8. Pour demander à être déchargé de l'obligation de payer résultant de la saisie administrative à tiers détenteur émise à son encontre le 8 décembre 2020, M. B se borne à soutenir qu'il n'est pas redevable de la somme de 12 599 euros dès lors que la convention de formation qu'il a conclue avec l'IMT Nord Europe, laquelle prévoit un montant total de la formation de 22 599 euros et non de 10 000 euros, serait illégale. Toutefois, un tel moyen relatif au bien-fondé de la somme dont le recouvrement est poursuivi par l'établissement public ne peut être utilement invoqué à l'appui de la contestation d'un acte de poursuite. Ce moyen doit dès lors être écarté comme inopérant. Par suite, les conclusions de la requête dirigées contre la saisie administrative à tiers détenteur doivent être rejetées en application du 7° de l'article R. 222-1 du code de justice administrative.

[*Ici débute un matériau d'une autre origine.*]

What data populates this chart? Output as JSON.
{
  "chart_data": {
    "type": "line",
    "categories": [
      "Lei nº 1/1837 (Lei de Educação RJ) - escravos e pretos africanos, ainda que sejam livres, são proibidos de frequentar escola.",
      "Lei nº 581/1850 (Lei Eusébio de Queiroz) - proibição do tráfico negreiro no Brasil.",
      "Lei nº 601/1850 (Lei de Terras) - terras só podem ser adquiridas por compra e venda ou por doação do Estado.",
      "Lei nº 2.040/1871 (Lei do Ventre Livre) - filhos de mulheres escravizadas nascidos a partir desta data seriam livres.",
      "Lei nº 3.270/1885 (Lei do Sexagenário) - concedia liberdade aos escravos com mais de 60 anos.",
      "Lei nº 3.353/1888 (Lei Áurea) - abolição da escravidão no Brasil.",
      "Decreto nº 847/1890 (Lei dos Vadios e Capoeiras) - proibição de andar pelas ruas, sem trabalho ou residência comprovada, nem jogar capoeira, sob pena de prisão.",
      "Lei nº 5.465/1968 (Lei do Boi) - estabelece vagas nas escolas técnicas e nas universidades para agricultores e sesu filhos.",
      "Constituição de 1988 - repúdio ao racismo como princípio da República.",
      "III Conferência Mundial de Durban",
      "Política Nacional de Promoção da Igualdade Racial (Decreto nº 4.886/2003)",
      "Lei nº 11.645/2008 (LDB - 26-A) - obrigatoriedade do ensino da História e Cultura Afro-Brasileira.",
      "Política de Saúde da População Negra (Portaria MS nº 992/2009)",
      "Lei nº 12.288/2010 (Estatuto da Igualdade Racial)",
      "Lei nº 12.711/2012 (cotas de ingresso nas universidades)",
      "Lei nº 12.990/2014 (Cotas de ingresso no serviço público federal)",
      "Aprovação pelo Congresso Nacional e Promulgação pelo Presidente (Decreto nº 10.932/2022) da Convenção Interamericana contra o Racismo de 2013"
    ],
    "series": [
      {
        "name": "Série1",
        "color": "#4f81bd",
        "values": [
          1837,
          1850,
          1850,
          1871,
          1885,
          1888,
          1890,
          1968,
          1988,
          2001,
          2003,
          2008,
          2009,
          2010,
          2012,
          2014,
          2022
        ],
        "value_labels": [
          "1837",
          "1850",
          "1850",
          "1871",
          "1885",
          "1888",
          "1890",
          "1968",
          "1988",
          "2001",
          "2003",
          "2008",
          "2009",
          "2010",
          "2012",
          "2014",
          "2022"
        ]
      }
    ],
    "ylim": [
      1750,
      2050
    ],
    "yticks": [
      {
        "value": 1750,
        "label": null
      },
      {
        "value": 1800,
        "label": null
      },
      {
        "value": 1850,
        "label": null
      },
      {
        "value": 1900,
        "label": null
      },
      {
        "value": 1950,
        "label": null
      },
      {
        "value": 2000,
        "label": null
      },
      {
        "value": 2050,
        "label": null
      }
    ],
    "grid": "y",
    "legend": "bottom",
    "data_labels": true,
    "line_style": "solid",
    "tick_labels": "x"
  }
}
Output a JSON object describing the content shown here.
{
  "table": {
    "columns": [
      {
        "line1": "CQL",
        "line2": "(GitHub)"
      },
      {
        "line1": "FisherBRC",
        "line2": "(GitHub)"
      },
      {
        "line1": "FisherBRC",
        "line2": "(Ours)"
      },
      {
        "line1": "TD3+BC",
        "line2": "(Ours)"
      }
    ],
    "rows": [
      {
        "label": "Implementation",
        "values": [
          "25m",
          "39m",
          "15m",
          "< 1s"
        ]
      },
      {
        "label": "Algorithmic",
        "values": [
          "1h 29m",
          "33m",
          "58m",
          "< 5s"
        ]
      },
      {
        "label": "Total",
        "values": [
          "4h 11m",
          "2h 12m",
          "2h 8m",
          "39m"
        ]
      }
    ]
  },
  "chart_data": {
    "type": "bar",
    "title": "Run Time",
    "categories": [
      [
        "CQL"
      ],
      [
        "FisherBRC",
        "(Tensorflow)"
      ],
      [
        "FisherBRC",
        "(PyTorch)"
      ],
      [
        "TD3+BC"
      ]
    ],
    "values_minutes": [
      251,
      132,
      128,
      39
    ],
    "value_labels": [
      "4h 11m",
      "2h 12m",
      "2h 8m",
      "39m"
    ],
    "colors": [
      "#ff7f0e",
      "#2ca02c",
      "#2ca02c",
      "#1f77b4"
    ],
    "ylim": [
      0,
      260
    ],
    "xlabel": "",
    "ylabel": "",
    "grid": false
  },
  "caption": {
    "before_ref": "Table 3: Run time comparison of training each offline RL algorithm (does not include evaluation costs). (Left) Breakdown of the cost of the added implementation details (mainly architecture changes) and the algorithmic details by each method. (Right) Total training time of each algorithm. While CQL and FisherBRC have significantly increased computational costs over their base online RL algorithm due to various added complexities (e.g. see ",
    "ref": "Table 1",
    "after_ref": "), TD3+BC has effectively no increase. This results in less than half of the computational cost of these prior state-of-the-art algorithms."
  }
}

9. Il n'y a pas lieu, dans les circonstances de l'espèce, de faire droit aux conclusions de l'IMT Nord-Europe présentées sur le fondement des dispositions de l'article L. 761-1 du code de justice administrative.

ORDONNE :

Article 1er : La requête de M. B est rejetée.

Article 2 : Les conclusions présentées par l'IMT Nord-Europe sur le fondement des dispositions de l'article L. 761-1 du code de justice administrative sont rejetées.

Article 3 : La présente ordonnance sera notifiée à M. A B et à l'IMT Nord Europe.

Lille, le 5 avril 2023.

Le président,

signé

J.-M. Riou

La République mande et ordonne au ministre de l'économie, des finances et de la souveraineté industrielle et numérique en ce qui le concerne ou à tous commissaires de justice à ce requis en ce qui concerne les voies de droit commun, contre les parties privées, de pourvoir à l'exécution de la présente décision.